Matthew Maher is a brave man. Along with three other members of the Civilians investigative theater troupe, founded in 2001 and based here in Brooklyn, Mr. Maher interviewed his parents about their marriage and subsequent divorce for a new project entitled You Better Sit Down: Tales From My Parents’ Divorce. The group is known for creating theater based on real life, as it did with Brooklyn At Eye Level, which tells the story of the much-disputed Atlantic Yards from various perspectives.
You Better Sit Down, directed by Anne Kauffman, aims to be an interactive and unique event in the world of theater, and promises to “reveal the stories behind the statistics.” During a two night run at Galapagos Art Space in Dumbo later this week, the show will be filmed and edited for online release, ensuring that these precious rare moments of honesty will flourish on the internet. Mr. Maher will portray his own parents’ story, as will fellow actors Caitlin Miller, Jennifer Morris and Robbie Sublett. Brooklyn The Borough got a chance to email with Mr. Maher about creating a performance that hits so close to home.
Brooklyn The Borough: The play is based on your own parents’ experiences with divorce – and, to gather material for the work, you all interviewed your mothers and fathers about their divorce. How was this process? Are you closer to your parents now, or just really, really creeped out?
Matthew Maher: A little from column A and a little from column B. A lot of the stuff I already knew (after all, I was there for most of it) but there were definitely some surprising gems. It’s surprising and a little disturbing to see your parents in such a new light–to imagine them as being my age or younger, falling in love, getting upset, etc. But overall it was a unifying experience for sure. We’ll see how I feel after they see the show.
Brooklyn The Borough: With temporary wedded bliss and subsequent early divorce debacles saturating pop-culture, do you think we have more interest in the topic of divorce today than ever before? Is divorce 2009’s zeitgeist?
MM: It’s been in the zeitgeist for a while, I think. When our parents were getting divorced, it was just becoming the relatively common thing it is now. What’s more the zeitgeist, I think, is that the children of divorced parents are now of “marrying age”: knowing, on the one hand, that marriage is not all its cracked up to be–it’s no guarantee of anything–but on the other hand, in many cases, still yearning for love and commitment and stability. Even in the most unlikely cases, I don’t think anyone is deeply shocked when a couple in a magazine breaks up. It often confirms what our cynical minds believe, even as our optimistic hearts hope for the best.
Brooklyn The Borough: Do you think (based mostly on silly stereotypes) that Brooklynites have a different relationship towards divorce than Manhattanites? We do have a different marriage rate, different birth rates, and different divorce rates than our urban island counterparts – do you think this affects our borough’s feelings towards divorce – and do you think it will affect your audience’s reaction to the show?

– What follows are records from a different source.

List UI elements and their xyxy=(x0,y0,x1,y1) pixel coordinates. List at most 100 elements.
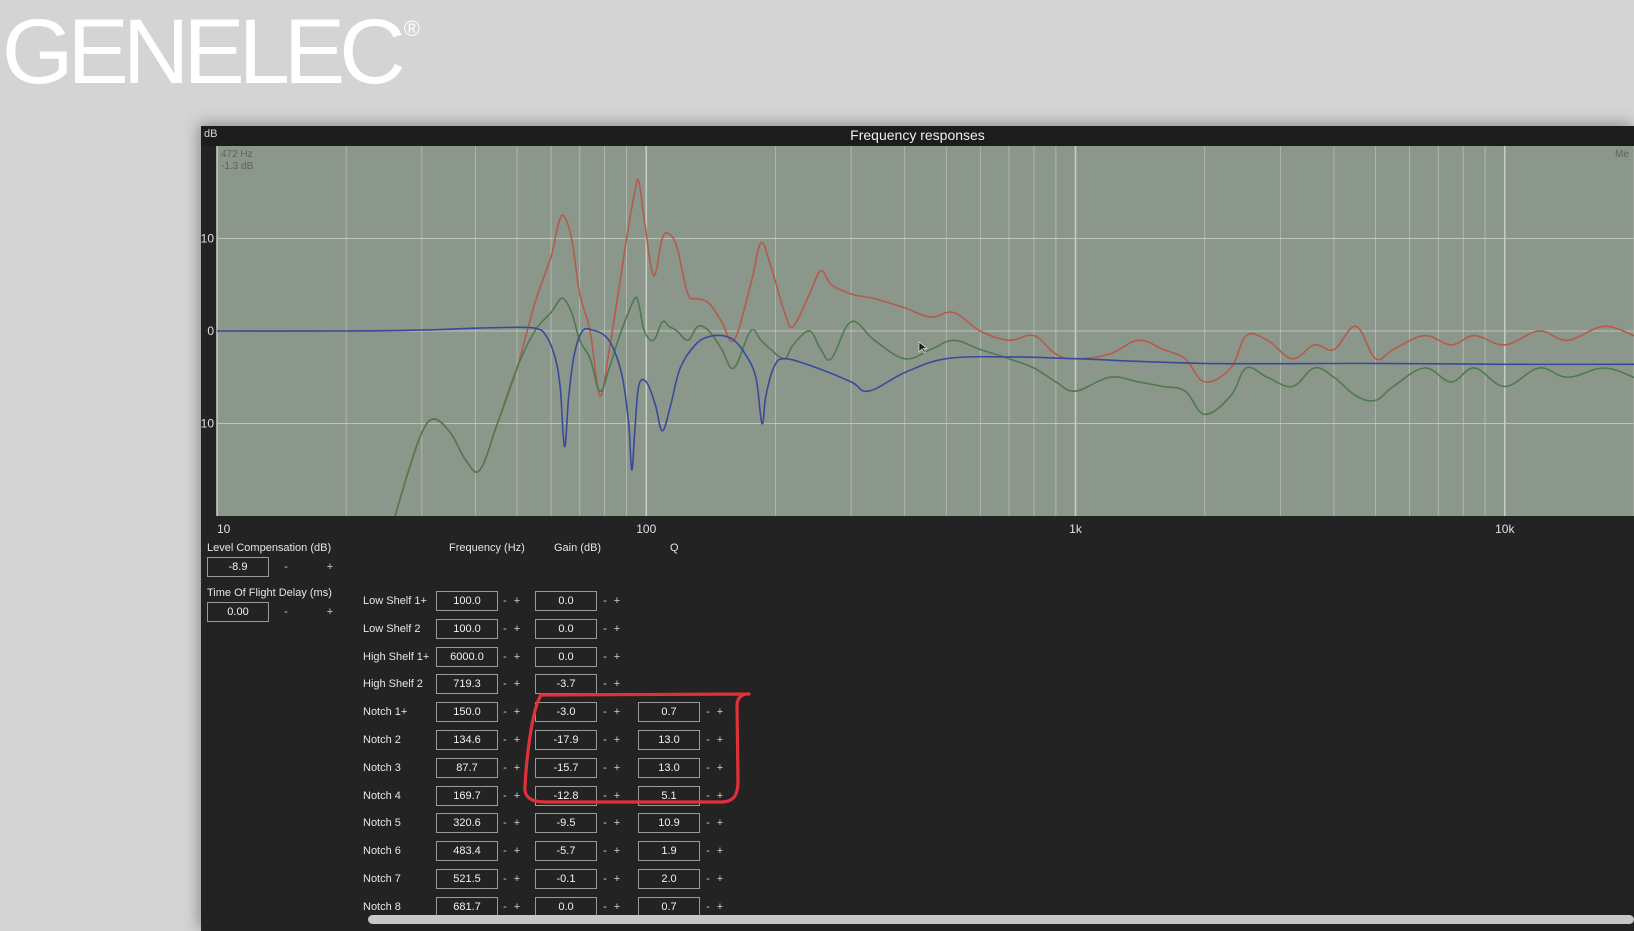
frequency-increment-button[interactable]: + xyxy=(512,730,522,750)
gain-decrement-button[interactable]: - xyxy=(600,647,610,667)
frequency-decrement-button[interactable]: - xyxy=(500,591,510,611)
q-input[interactable]: 2.0 xyxy=(638,869,700,889)
gain-decrement-button[interactable]: - xyxy=(600,813,610,833)
frequency-decrement-button[interactable]: - xyxy=(500,619,510,639)
frequency-increment-button[interactable]: + xyxy=(512,674,522,694)
gain-input[interactable]: -17.9 xyxy=(535,730,597,750)
q-increment-button[interactable]: + xyxy=(715,730,725,750)
frequency-increment-button[interactable]: + xyxy=(512,897,522,917)
frequency-increment-button[interactable]: + xyxy=(512,619,522,639)
gain-decrement-button[interactable]: - xyxy=(600,730,610,750)
frequency-increment-button[interactable]: + xyxy=(512,758,522,778)
frequency-decrement-button[interactable]: - xyxy=(500,841,510,861)
frequency-input[interactable]: 134.6 xyxy=(436,730,498,750)
frequency-decrement-button[interactable]: - xyxy=(500,702,510,722)
frequency-increment-button[interactable]: + xyxy=(512,869,522,889)
frequency-input[interactable]: 100.0 xyxy=(436,591,498,611)
q-input[interactable]: 13.0 xyxy=(638,758,700,778)
frequency-decrement-button[interactable]: - xyxy=(500,869,510,889)
frequency-increment-button[interactable]: + xyxy=(512,786,522,806)
gain-increment-button[interactable]: + xyxy=(612,591,622,611)
gain-decrement-button[interactable]: - xyxy=(600,841,610,861)
q-increment-button[interactable]: + xyxy=(715,869,725,889)
q-input[interactable]: 0.7 xyxy=(638,702,700,722)
q-input[interactable]: 1.9 xyxy=(638,841,700,861)
gain-input[interactable]: 0.0 xyxy=(535,647,597,667)
gain-increment-button[interactable]: + xyxy=(612,869,622,889)
q-increment-button[interactable]: + xyxy=(715,758,725,778)
level-compensation-input[interactable]: -8.9 xyxy=(207,557,269,577)
horizontal-scrollbar[interactable] xyxy=(368,915,1634,924)
frequency-input[interactable]: 719.3 xyxy=(436,674,498,694)
gain-increment-button[interactable]: + xyxy=(612,702,622,722)
gain-input[interactable]: -3.7 xyxy=(535,674,597,694)
q-decrement-button[interactable]: - xyxy=(703,786,713,806)
time-of-flight-input[interactable]: 0.00 xyxy=(207,602,269,622)
q-input[interactable]: 0.7 xyxy=(638,897,700,917)
gain-increment-button[interactable]: + xyxy=(612,758,622,778)
frequency-decrement-button[interactable]: - xyxy=(500,758,510,778)
frequency-decrement-button[interactable]: - xyxy=(500,813,510,833)
frequency-response-plot[interactable]: 100-10 101001k10k 472 Hz -1.3 dB Me xyxy=(201,146,1634,541)
frequency-decrement-button[interactable]: - xyxy=(500,674,510,694)
level-compensation-increment-button[interactable]: + xyxy=(325,557,335,577)
gain-increment-button[interactable]: + xyxy=(612,730,622,750)
frequency-decrement-button[interactable]: - xyxy=(500,897,510,917)
frequency-input[interactable]: 320.6 xyxy=(436,813,498,833)
q-decrement-button[interactable]: - xyxy=(703,897,713,917)
time-of-flight-decrement-button[interactable]: - xyxy=(281,602,291,622)
gain-increment-button[interactable]: + xyxy=(612,786,622,806)
q-input[interactable]: 10.9 xyxy=(638,813,700,833)
q-increment-button[interactable]: + xyxy=(715,702,725,722)
gain-input[interactable]: -15.7 xyxy=(535,758,597,778)
time-of-flight-increment-button[interactable]: + xyxy=(325,602,335,622)
q-input[interactable]: 13.0 xyxy=(638,730,700,750)
gain-increment-button[interactable]: + xyxy=(612,841,622,861)
frequency-input[interactable]: 87.7 xyxy=(436,758,498,778)
frequency-input[interactable]: 521.5 xyxy=(436,869,498,889)
gain-input[interactable]: 0.0 xyxy=(535,619,597,639)
gain-decrement-button[interactable]: - xyxy=(600,897,610,917)
frequency-increment-button[interactable]: + xyxy=(512,702,522,722)
frequency-input[interactable]: 6000.0 xyxy=(436,647,498,667)
q-decrement-button[interactable]: - xyxy=(703,841,713,861)
gain-input[interactable]: -9.5 xyxy=(535,813,597,833)
q-decrement-button[interactable]: - xyxy=(703,813,713,833)
frequency-decrement-button[interactable]: - xyxy=(500,647,510,667)
gain-decrement-button[interactable]: - xyxy=(600,786,610,806)
gain-input[interactable]: -12.8 xyxy=(535,786,597,806)
q-input[interactable]: 5.1 xyxy=(638,786,700,806)
gain-decrement-button[interactable]: - xyxy=(600,591,610,611)
frequency-increment-button[interactable]: + xyxy=(512,841,522,861)
q-decrement-button[interactable]: - xyxy=(703,869,713,889)
frequency-input[interactable]: 169.7 xyxy=(436,786,498,806)
frequency-decrement-button[interactable]: - xyxy=(500,786,510,806)
frequency-input[interactable]: 150.0 xyxy=(436,702,498,722)
q-increment-button[interactable]: + xyxy=(715,841,725,861)
frequency-decrement-button[interactable]: - xyxy=(500,730,510,750)
level-compensation-decrement-button[interactable]: - xyxy=(281,557,291,577)
frequency-input[interactable]: 100.0 xyxy=(436,619,498,639)
gain-increment-button[interactable]: + xyxy=(612,647,622,667)
q-decrement-button[interactable]: - xyxy=(703,730,713,750)
gain-input[interactable]: 0.0 xyxy=(535,591,597,611)
q-decrement-button[interactable]: - xyxy=(703,758,713,778)
gain-input[interactable]: -3.0 xyxy=(535,702,597,722)
gain-input[interactable]: -5.7 xyxy=(535,841,597,861)
q-decrement-button[interactable]: - xyxy=(703,702,713,722)
gain-decrement-button[interactable]: - xyxy=(600,758,610,778)
gain-increment-button[interactable]: + xyxy=(612,897,622,917)
gain-input[interactable]: 0.0 xyxy=(535,897,597,917)
frequency-increment-button[interactable]: + xyxy=(512,647,522,667)
frequency-increment-button[interactable]: + xyxy=(512,813,522,833)
frequency-input[interactable]: 681.7 xyxy=(436,897,498,917)
q-increment-button[interactable]: + xyxy=(715,813,725,833)
gain-increment-button[interactable]: + xyxy=(612,619,622,639)
gain-input[interactable]: -0.1 xyxy=(535,869,597,889)
q-increment-button[interactable]: + xyxy=(715,897,725,917)
frequency-input[interactable]: 483.4 xyxy=(436,841,498,861)
gain-decrement-button[interactable]: - xyxy=(600,619,610,639)
gain-increment-button[interactable]: + xyxy=(612,674,622,694)
q-increment-button[interactable]: + xyxy=(715,786,725,806)
gain-decrement-button[interactable]: - xyxy=(600,702,610,722)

MM: I’m not sure. I really don’t know the statistics or history or what they mean in terms of New York. I can say that all my married friends live in Brooklyn because you get more space for less money–or at least you used to–and for the people I know, there’s an overall perception that one moves to Brooklyn to live a more domestic life…so…beyond that I can’t say. But the show is built to engage people no matter where they stand: recently married, long-time divorcees, committed bachelors…we’re ready for whatever people are bringing to the table.
Brooklyn The Borough: Is the key to marriage just sticking it out and having a lot of room in your heart to forgive? After working through all the material you’ve gathered, interviewing your parents, rehashing failed marriages, finding silver linings, what’s the real lesson learned here? Is wedded bliss possible? Or should we just jump in, pray, and at least celebrate the good shows we can get out of our (and others’) marital mistakes?
MM: All of the above. I mean, the show doesn’t really suggest any solid ideas about how to have a successful relationship. If anything, it reaffirms that successful relationships, like the people in them, are a mystery; a complex and beautiful mystery, but still a mystery. Everyone we interviewed for this show embarked on a grand endeavor, with their whole selves, hoping for the best. In that context, words like “mistakes” or “failure” or even “success” kind of lose their relevance. However it worked out, they all gained greater clarity about who they were and what they wanted from other people. That, and they had some kids that they’re fond of, or at least that’s what they tell us. We’ll see how they feel about it after they see the show.